A critical teaching point from this case is the failure of standard imaging to quantify the extent of ILC metastasis. Despite the patient having diffuse peritoneal and ovarian involvement, transvaginal ultrasound and pelvic MRI were unremarkable. This occult presentation is characteristic of ILC; the cells often coat the peritoneum or infiltrate the ovarian stroma without distorting the organ’s architecture or creating a mass effect visible on cross-sectional imaging [10]. Furthermore, while PET–CT identified the gastric lesion, it failed to capture the full extent of peritoneal disease. PET–CT often has lower sensitivity for ILC compared with ductal carcinoma owing to the tumor’s lower cellular density and lower metabolic activity. In clinical practice, this creates a dilemma: When tumor markers rise, clinicians often rely on PET–CT to localize disease. In this case, the decision to rely on PET–CT alone was driven by its utility in screening for distant metastasis, yet the negative findings on other modalities despite a CA 15–3 rising above 200 U/mL underscore the need for a lower threshold for endoscopic and laparoscopic evaluation in patients with ILC.
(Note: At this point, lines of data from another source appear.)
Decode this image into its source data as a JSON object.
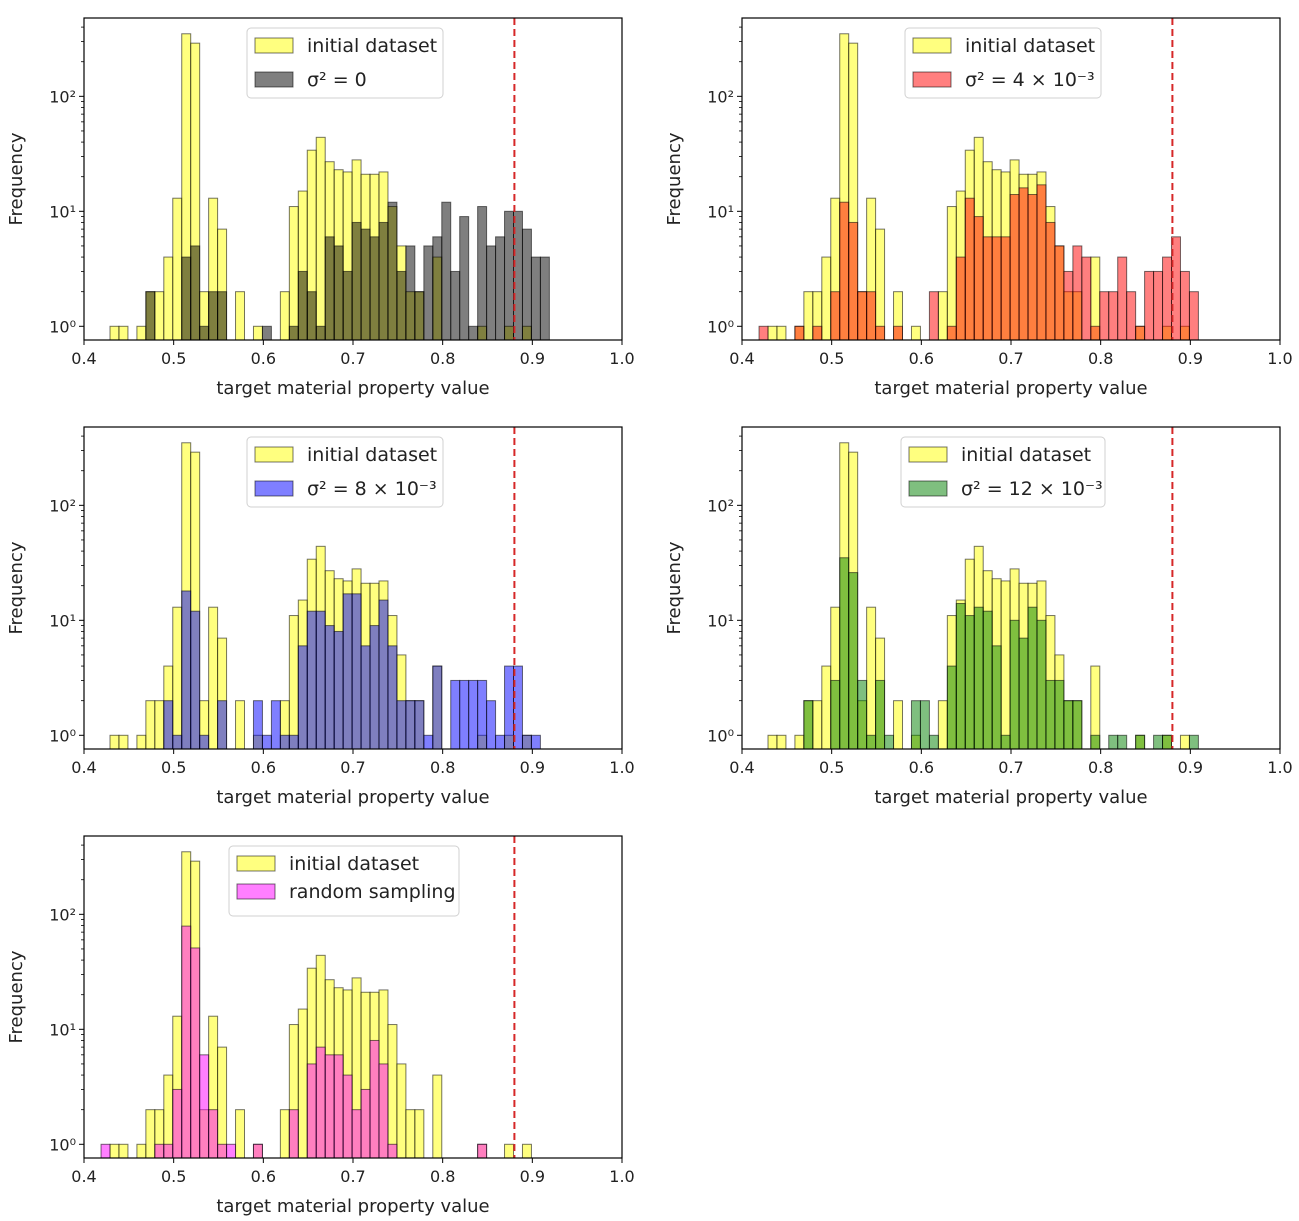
{
  "chart_data": [
    {
      "type": "bar",
      "subtype": "overlaid histogram",
      "xlabel": "target material property value",
      "ylabel": "Frequency",
      "xlim": [
        0.4,
        1.0
      ],
      "ylim": [
        0.76,
        480
      ],
      "yscale": "log",
      "xticks": [
        "0.4",
        "0.5",
        "0.6",
        "0.7",
        "0.8",
        "0.9",
        "1.0"
      ],
      "yticks": [
        1,
        10,
        100
      ],
      "ytick_labels": [
        "10⁰",
        "10¹",
        "10²"
      ],
      "bin_start": 0.419,
      "bin_width": 0.01,
      "threshold_line": {
        "x": 0.88,
        "color": "#d62728",
        "style": "dashed"
      },
      "legend_position": "top-center",
      "series": [
        {
          "name": "initial dataset",
          "color": "#ffff00",
          "counts": [
            0,
            1,
            1,
            0,
            1,
            2,
            2,
            4,
            13,
            350,
            290,
            2,
            13,
            7,
            0,
            2,
            0,
            1,
            0,
            0,
            2,
            11,
            15,
            34,
            44,
            27,
            23,
            22,
            28,
            21,
            21,
            22,
            11,
            5,
            2,
            2,
            0,
            4,
            0,
            0,
            0,
            0,
            1,
            0,
            0,
            1,
            0,
            1,
            0,
            0
          ]
        },
        {
          "name": "σ² = 0",
          "color": "#000000",
          "counts": [
            0,
            0,
            0,
            0,
            0,
            2,
            0,
            0,
            0,
            4,
            5,
            1,
            2,
            2,
            0,
            0,
            0,
            0,
            1,
            0,
            0,
            1,
            3,
            2,
            1,
            6,
            5,
            3,
            8,
            7,
            6,
            8,
            12,
            3,
            5,
            2,
            5,
            6,
            12,
            3,
            9,
            1,
            11,
            5,
            6,
            10,
            10,
            7,
            4,
            4
          ]
        }
      ]
    },
    {
      "type": "bar",
      "subtype": "overlaid histogram",
      "xlabel": "target material property value",
      "ylabel": "Frequency",
      "xlim": [
        0.4,
        1.0
      ],
      "ylim": [
        0.76,
        480
      ],
      "yscale": "log",
      "xticks": [
        "0.4",
        "0.5",
        "0.6",
        "0.7",
        "0.8",
        "0.9",
        "1.0"
      ],
      "yticks": [
        1,
        10,
        100
      ],
      "ytick_labels": [
        "10⁰",
        "10¹",
        "10²"
      ],
      "bin_start": 0.419,
      "bin_width": 0.01,
      "threshold_line": {
        "x": 0.88,
        "color": "#d62728",
        "style": "dashed"
      },
      "legend_position": "top-center",
      "series": [
        {
          "name": "initial dataset",
          "color": "#ffff00",
          "counts": [
            0,
            1,
            1,
            0,
            1,
            2,
            2,
            4,
            13,
            350,
            290,
            2,
            13,
            7,
            0,
            2,
            0,
            1,
            0,
            0,
            2,
            11,
            15,
            34,
            44,
            27,
            23,
            22,
            28,
            21,
            21,
            22,
            11,
            5,
            2,
            2,
            0,
            4,
            0,
            0,
            0,
            0,
            1,
            0,
            0,
            1,
            0,
            1,
            0,
            0
          ]
        },
        {
          "name": "σ² = 4 × 10⁻³",
          "color": "#ff0000",
          "counts": [
            1,
            0,
            0,
            0,
            1,
            0,
            1,
            0,
            2,
            12,
            8,
            2,
            2,
            1,
            0,
            1,
            0,
            0,
            0,
            2,
            0,
            1,
            4,
            13,
            9,
            6,
            6,
            6,
            14,
            16,
            14,
            17,
            8,
            5,
            3,
            5,
            4,
            1,
            2,
            2,
            4,
            2,
            1,
            3,
            3,
            4,
            6,
            3,
            2,
            0
          ]
        }
      ]
    },
    {
      "type": "bar",
      "subtype": "overlaid histogram",
      "xlabel": "target material property value",
      "ylabel": "Frequency",
      "xlim": [
        0.4,
        1.0
      ],
      "ylim": [
        0.76,
        480
      ],
      "yscale": "log",
      "xticks": [
        "0.4",
        "0.5",
        "0.6",
        "0.7",
        "0.8",
        "0.9",
        "1.0"
      ],
      "yticks": [
        1,
        10,
        100
      ],
      "ytick_labels": [
        "10⁰",
        "10¹",
        "10²"
      ],
      "bin_start": 0.419,
      "bin_width": 0.01,
      "threshold_line": {
        "x": 0.88,
        "color": "#d62728",
        "style": "dashed"
      },
      "legend_position": "top-center",
      "series": [
        {
          "name": "initial dataset",
          "color": "#ffff00",
          "counts": [
            0,
            1,
            1,
            0,
            1,
            2,
            2,
            4,
            13,
            350,
            290,
            2,
            13,
            7,
            0,
            2,
            0,
            1,
            0,
            0,
            2,
            11,
            15,
            34,
            44,
            27,
            23,
            22,
            28,
            21,
            21,
            22,
            11,
            5,
            2,
            2,
            0,
            4,
            0,
            0,
            0,
            0,
            1,
            0,
            0,
            1,
            0,
            1,
            0,
            0
          ]
        },
        {
          "name": "σ² = 8 × 10⁻³",
          "color": "#0000ff",
          "counts": [
            0,
            0,
            0,
            0,
            0,
            0,
            0,
            2,
            1,
            18,
            12,
            1,
            0,
            2,
            0,
            0,
            0,
            2,
            1,
            2,
            1,
            1,
            6,
            12,
            12,
            9,
            8,
            17,
            17,
            6,
            9,
            15,
            6,
            2,
            2,
            2,
            1,
            4,
            0,
            3,
            3,
            3,
            3,
            2,
            1,
            4,
            4,
            1,
            1,
            0
          ]
        }
      ]
    },
    {
      "type": "bar",
      "subtype": "overlaid histogram",
      "xlabel": "target material property value",
      "ylabel": "Frequency",
      "xlim": [
        0.4,
        1.0
      ],
      "ylim": [
        0.76,
        480
      ],
      "yscale": "log",
      "xticks": [
        "0.4",
        "0.5",
        "0.6",
        "0.7",
        "0.8",
        "0.9",
        "1.0"
      ],
      "yticks": [
        1,
        10,
        100
      ],
      "ytick_labels": [
        "10⁰",
        "10¹",
        "10²"
      ],
      "bin_start": 0.419,
      "bin_width": 0.01,
      "threshold_line": {
        "x": 0.88,
        "color": "#d62728",
        "style": "dashed"
      },
      "legend_position": "top-center",
      "series": [
        {
          "name": "initial dataset",
          "color": "#ffff00",
          "counts": [
            0,
            1,
            1,
            0,
            1,
            2,
            2,
            4,
            13,
            350,
            290,
            2,
            13,
            7,
            0,
            2,
            0,
            1,
            0,
            0,
            2,
            11,
            15,
            34,
            44,
            27,
            23,
            22,
            28,
            21,
            21,
            22,
            11,
            5,
            2,
            2,
            0,
            4,
            0,
            0,
            0,
            0,
            1,
            0,
            0,
            1,
            0,
            1,
            0,
            0
          ]
        },
        {
          "name": "σ² = 12 × 10⁻³",
          "color": "#008000",
          "counts": [
            0,
            0,
            0,
            0,
            0,
            2,
            0,
            0,
            3,
            35,
            26,
            3,
            1,
            3,
            1,
            0,
            0,
            2,
            2,
            1,
            0,
            4,
            14,
            11,
            13,
            12,
            6,
            1,
            10,
            7,
            13,
            10,
            3,
            3,
            2,
            2,
            0,
            1,
            0,
            1,
            1,
            0,
            1,
            0,
            1,
            1,
            0,
            0,
            1,
            0
          ]
        }
      ]
    },
    {
      "type": "bar",
      "subtype": "overlaid histogram",
      "xlabel": "target material property value",
      "ylabel": "Frequency",
      "xlim": [
        0.4,
        1.0
      ],
      "ylim": [
        0.76,
        480
      ],
      "yscale": "log",
      "xticks": [
        "0.4",
        "0.5",
        "0.6",
        "0.7",
        "0.8",
        "0.9",
        "1.0"
      ],
      "yticks": [
        1,
        10,
        100
      ],
      "ytick_labels": [
        "10⁰",
        "10¹",
        "10²"
      ],
      "bin_start": 0.419,
      "bin_width": 0.01,
      "threshold_line": {
        "x": 0.88,
        "color": "#d62728",
        "style": "dashed"
      },
      "legend_position": "top-center",
      "series": [
        {
          "name": "initial dataset",
          "color": "#ffff00",
          "counts": [
            0,
            1,
            1,
            0,
            1,
            2,
            2,
            4,
            13,
            350,
            290,
            2,
            13,
            7,
            0,
            2,
            0,
            1,
            0,
            0,
            2,
            11,
            15,
            34,
            44,
            27,
            23,
            22,
            28,
            21,
            21,
            22,
            11,
            5,
            2,
            2,
            0,
            4,
            0,
            0,
            0,
            0,
            1,
            0,
            0,
            1,
            0,
            1,
            0,
            0
          ]
        },
        {
          "name": "random sampling",
          "color": "#ff00ff",
          "counts": [
            1,
            0,
            0,
            0,
            0,
            0,
            1,
            1,
            3,
            79,
            51,
            6,
            2,
            1,
            1,
            0,
            0,
            1,
            0,
            0,
            0,
            2,
            0,
            5,
            7,
            6,
            6,
            4,
            2,
            3,
            8,
            5,
            1,
            0,
            0,
            0,
            0,
            0,
            0,
            0,
            0,
            0,
            1,
            0,
            0,
            0,
            0,
            0,
            0,
            0
          ]
        }
      ]
    }
  ]
}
The time to onset of GI metastases can be variable. In our patient, gastric metastasis emerged approximately 6 years after initial treatment, aligning with the median interval of 6–7 years reported in literature, though latency can extend up to 30 years [12, 15]. Given the limitations of imaging, serum CA 15-3 served as the most reliable indicator of disease progression in this patient. The marker elevation preceded endoscopic findings, suggesting that in ILC survivors, a rising CA 15-3 should prompt a rigorous search for visceral metastasis even in the absence of radiological findings. Emerging literature supports this approach, identifying a potential role for CA 15-3 monitoring in detecting occult recurrences in lobular carcinoma [16].
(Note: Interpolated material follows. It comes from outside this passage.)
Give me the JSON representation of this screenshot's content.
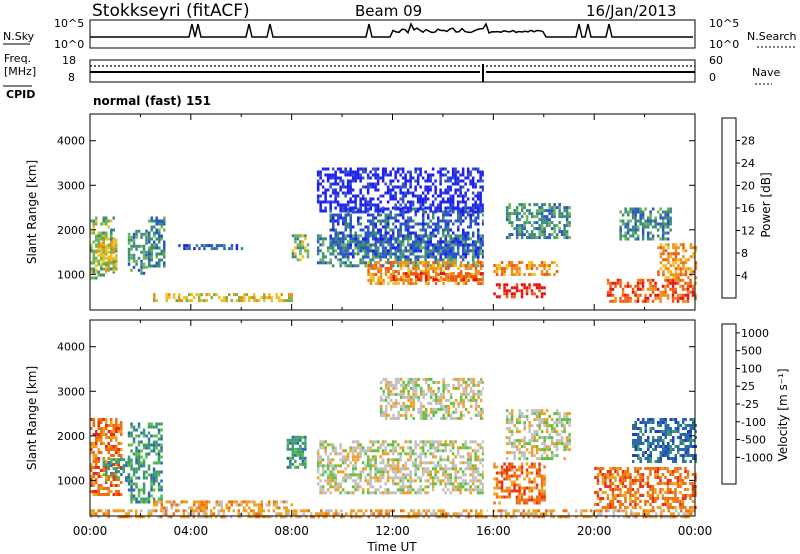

Because symptoms such as dyspepsia, constipation, and rectal bleeding mimic primary GI disorders, histopathological confirmation is mandatory [8, 9]. The diagnostic distinction relies on an immunohistochemical panel: Metastatic ILC is typically CK7-, GATA3-, and ER/PR-positive, while being negative for E-cadherin and beta-catenin [11, 12]. In contrast, primary GI cancers are usually CK20- and CDX2-positive [14]. In this case, the biopsy confirmed the breast origin, preventing a misdiagnosis of a primary gastric or rectal cancer.
Management of GI metastases from ILC is primarily systemic, involving endocrine therapy, chemotherapy, and CDK4/6 inhibitors tailored to disease burden and receptor status [7]. Surgical intervention is typically reserved for complications such as obstruction, perforation, or hemorrhage [10, 15]. However, this case illustrates a specific role for oophorectomy. Although the ovaries appeared normal on imaging, a bilateral salpingo-oophorectomy was performed for hormonal suppression (ovarian ablation). The incidental discovery of bilateral ovarian metastases in the surgical specimen validates this aggressive approach and suggests that prophylactic oophorectomy in metastatic ILC may have diagnostic as well as therapeutic value, revealing occult disease reservoirs that escape radiological detection.

Conclusion
This case underscores the insidious nature of metastatic ILC. The rectum is a particularly rare site of metastasis and may present symptoms mimicking hemorrhoidal disease, further complicating diagnosis. Clinicians must maintain a high index of suspicion for GI and gynecologic metastases in patients with a history of lobular carcinoma who present with nonspecific abdominal symptoms or rising tumor markers. Early endoscopic evaluation and liberal use of biopsy with breast-specific immunohistochemistry are essential to avoid diagnostic delays.